Starting Point
Have a list of rules with:
Target
One or more dependencies
Which may be targets as well
Action(s) to bring target up to date
Zero or more targets may be out of date
I.e., older than their dependencies
Goal: execute required actions
Must respect dependency order
Do not update something until all dependencies are up to date
Must only update things once
Efficiency: wasteful to recompile something eleven times
Correctness: actions may have side effects
Example
Can update D and E in any order
Can't update B until both D and E have been updated
![[Dependency Ordering]](../img/graph/dependencyOrdering.png)
Graphs
A graph is a set of nodes connected by arcs
Directed graph if the arcs have direction
Undirected graph if the arcs simply show connections
There are a lot of graphs in the world
Bus routes
Transitions in a finite state machine
Project dependencies
One of the fundamental data structures in computing
Kind of odd that java.util.Graph doesn't exist
Design Choices
Three basic representations
Graph owns nodes and arcs
Graph owns nodes, nodes own arcs
Graph owns arcs, arcs own nodes
Each one makes some algorithms cheap, and others expensive
We will implement directed graphs using the second one option
Graph is a map
Keys are names of nodes
Values are sets of reachable nodes
I.e., the other ends of the arcs out of the node identified by the key
Note: make parameters and return values as general as possible
Use Collection instead of List, Set instead of HashSet, and so on
Makes code more flexible (fewer constraints on users)

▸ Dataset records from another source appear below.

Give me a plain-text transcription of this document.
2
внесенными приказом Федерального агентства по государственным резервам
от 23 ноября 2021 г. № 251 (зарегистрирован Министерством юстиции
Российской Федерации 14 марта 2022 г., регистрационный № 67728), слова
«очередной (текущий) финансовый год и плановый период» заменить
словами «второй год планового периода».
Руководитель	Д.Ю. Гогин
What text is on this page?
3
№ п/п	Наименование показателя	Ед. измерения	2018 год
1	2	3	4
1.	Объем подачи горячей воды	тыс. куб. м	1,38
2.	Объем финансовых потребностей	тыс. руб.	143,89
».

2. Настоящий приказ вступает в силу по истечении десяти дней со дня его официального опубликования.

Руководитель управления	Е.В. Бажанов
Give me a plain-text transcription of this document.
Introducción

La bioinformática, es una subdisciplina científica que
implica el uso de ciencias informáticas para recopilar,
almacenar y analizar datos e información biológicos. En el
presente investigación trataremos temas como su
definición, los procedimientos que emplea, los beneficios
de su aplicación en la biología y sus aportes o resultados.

Makes code easier to change (fewer external commitments)
Example
![[Graph Representations Diagram]](../img/graph/representations.png)
Class Skeleton
class DirectedGraph {
public DirectedGraph() {...}
public Set getNodes() {...}
public boolean hasNode(Object node) {...}
public void addNode(Object node) {...}
public void addNode(Object node, Collection arcs) {...}
public void removeNode(Object node) {...}
public Set getArcs(Object node) {...}
public boolean hasArc(Object src, Object dst) {...}
public void addArc(Object src, Object dst) {...}
public void addArcs(Object src, Collection allDst) {...}
public void removeArc(Object src, Object dst) {...}
public String toString() {...}
protected Map fNodes;
}
More Design Choices
What happens if we try to add a node that's already present?
Or duplicate an arc?
Or remove a node or arc that doesn't exist?
Could throw an exception
Means that users have to write code like "if not present then add" and "If present then delete"
Could just ignore operations that don't make sense
Results in late failures
Still More Design Choices
What should a graph return when asked for its nodes?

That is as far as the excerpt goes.